Young aspiring wizards in Harry Potter would run headlong into a brick façade at the secret London train “Platform 9¾” to reach their school of wizardry.
Today and in weeks to follow, area students will run into schools we’ve built for them brick by brick, at considerable cost.
Either way, it’s magic.
Particularly in low-income neighborhoods, where depressed, decrepit properties can sag for miles – incongruously alongside well-loved homes doggedly maintained as oases in a desert of financial despair – schools stand apart.
Especially new schools, like Augusta’s Murphey Middle, which awed and delighted parents and students at an open house last week before today’s first day of school.
All schools are their own Platform 9¾, capable of transporting students from their everyday earthly surroundings to unimagined worlds of wizardry and magic known simply as learning.
They are, if you believe hard enough, portals to the sorcery of the mind.
Inside schools, adult wizards known by muggles as “teachers” await to guide the wide-eyed wizards-in-waiting to what they may become – leaving behind what they already are, or what society may foolishly expect them to amount to.
“Back to school” has such a dreary ring to it. Like “back to work.” Or “back to the drawing board.” All of which conjure up drudgery, and notions of having gotten nowhere, or perhaps going back in time.
Why cloak such an amazing, hopeful time, such a noble, exhilarating pursuit, in such drab cloth? More properly, this is “back to the future.” Teaching, learning, growing to more than we can be – this is pure magic, after all.
This is especially true in those disadvantaged areas where a school – particularly a brand new one – stands as tangible proof that there is more, that not everything stays the same, that with hard work and an inquisitive mind you can not only be transported but can, in turn, transmute the places around you, as surely as with a wand, if not as swiftly.

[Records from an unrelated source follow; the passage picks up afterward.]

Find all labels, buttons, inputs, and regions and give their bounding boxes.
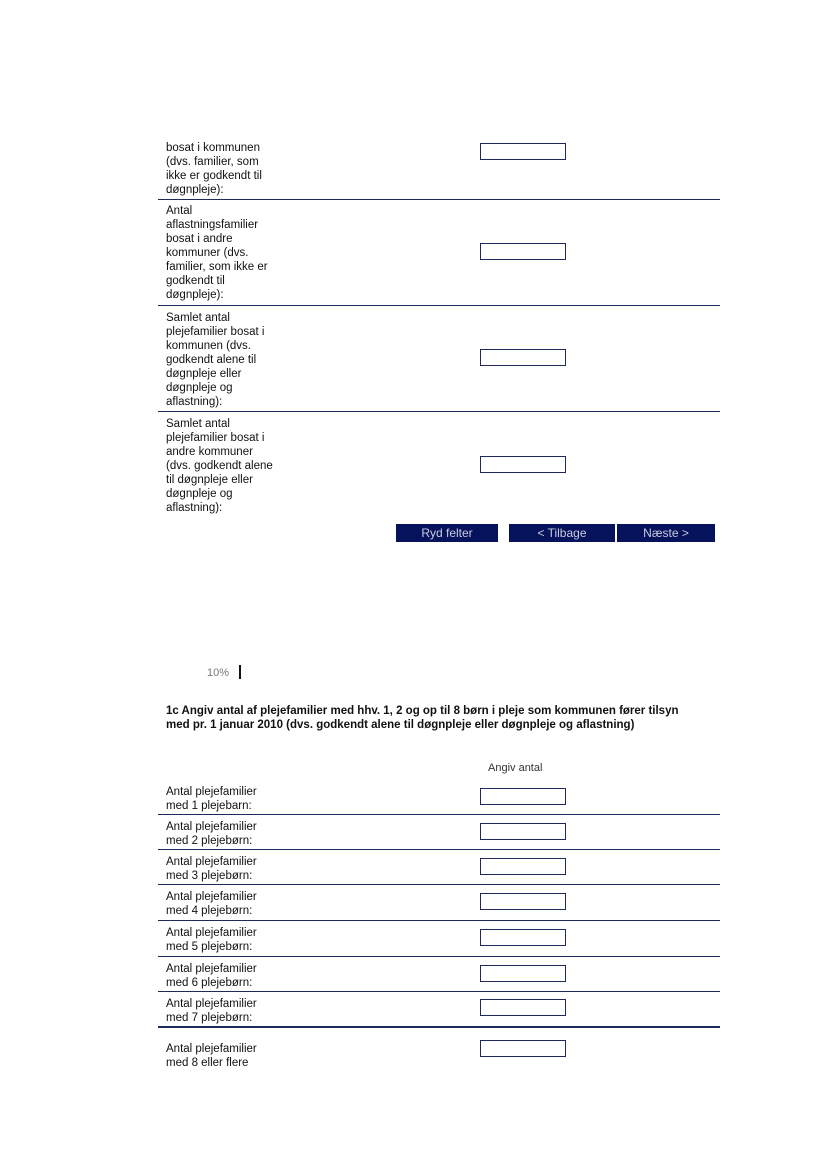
- count-input[interactable]: [480, 788, 566, 805]
- row-label: Antal plejefamilier med 7 plejebørn:: [166, 998, 257, 1024]
- count-input[interactable]: [480, 858, 566, 875]
- count-input[interactable]: [480, 143, 566, 160]
- row-label: Antal plejefamilier med 3 plejebørn:: [166, 856, 257, 882]
- table-row: [158, 815, 720, 850]
- row-label: Antal plejefamilier med 1 plejebarn:: [166, 786, 257, 812]
- back-button[interactable]: < Tilbage: [509, 524, 615, 542]
- count-input[interactable]: [480, 823, 566, 840]
- row-label: Antal plejefamilier med 5 plejebørn:: [166, 927, 257, 953]
- section-2-table: [158, 780, 720, 1076]
- count-input[interactable]: [480, 243, 566, 260]
- count-input[interactable]: [480, 999, 566, 1016]
- count-input[interactable]: [480, 965, 566, 982]
- table-row: [158, 1028, 720, 1076]
- count-input[interactable]: [480, 349, 566, 366]
- table-row: [158, 885, 720, 921]
- clear-fields-button[interactable]: Ryd felter: [396, 524, 498, 542]
- table-row: [158, 957, 720, 992]
- table-row: [158, 306, 720, 412]
- row-label: Antal aflastningsfamilier bosat i andre kommuner (dvs. familier, som ikke er godkendt til døgnpleje):: [166, 205, 268, 301]
- count-input[interactable]: [480, 929, 566, 946]
- table-row: [158, 850, 720, 885]
- row-label: Antal plejefamilier med 6 plejebørn:: [166, 963, 257, 989]
- count-input[interactable]: [480, 893, 566, 910]
- count-input[interactable]: [480, 1040, 566, 1057]
- next-button[interactable]: Næste >: [617, 524, 715, 542]
- column-header: Angiv antal: [488, 762, 543, 774]
- row-label: Antal plejefamilier med 2 plejebørn:: [166, 821, 257, 847]
- table-row: [158, 138, 720, 200]
- table-row: [158, 921, 720, 957]
- table-row: [158, 992, 720, 1028]
- row-label: Antal plejefamilier med 4 plejebørn:: [166, 891, 257, 917]
- progress-marker: [239, 665, 241, 679]
- section-1-table: [158, 138, 720, 522]
- table-row: [158, 780, 720, 815]
- count-input[interactable]: [480, 456, 566, 473]
- table-row: [158, 200, 720, 306]
- table-row: [158, 412, 720, 522]
- progress-percent: 10%: [207, 667, 230, 679]
- question-heading: 1c Angiv antal af plejefamilier med hhv. 1, 2 og op til 8 børn i pleje som kommunen fører tilsyn med pr. 1 januar 2010 (dvs. godkendt alene til døgnpleje eller døgnpleje og aflastning): [166, 705, 679, 731]
- row-label: bosat i kommunen (dvs. familier, som ikke er godkendt til døgnpleje):: [166, 142, 262, 196]
- row-label: Samlet antal plejefamilier bosat i andre kommuner (dvs. godkendt alene til døgnpleje eller døgnpleje og aflastning):: [166, 418, 273, 514]
- row-label: Antal plejefamilier med 8 eller flere: [166, 1043, 257, 1069]
- row-label: Samlet antal plejefamilier bosat i kommunen (dvs. godkendt alene til døgnpleje eller døgnpleje og aflastning):: [166, 312, 265, 408]
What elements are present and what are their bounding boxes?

Our children need to know all this. Just as importantly, they need to see it. They need to fathom that what goes on inside these buildings is special. So special that the adults around them taxed themselves to build them.
Our young need to know that education is transformative – not just for them, but for their surroundings.
In turn, then, it is Augusta’s solemn obligation not just to build such schools and turn the lights on and throw the doors open – but also, especially in areas of blight, to provide real hope that things do, indeed, change. That the cyber revolution taking hold in Augusta will reverberate all the way out to their inheritance of neglect. The occasional flood of poorly draining streets must become a rising tide that lifts their boats too – as our system of freedom, opportunity and self-reliance has always promised.
In the Harry Potter stories, young wizards running toward Platform 9¾ might’ve simply run into a brick wall if they didn’t believe in its ability to transport them.
The same is true for our children running into school today.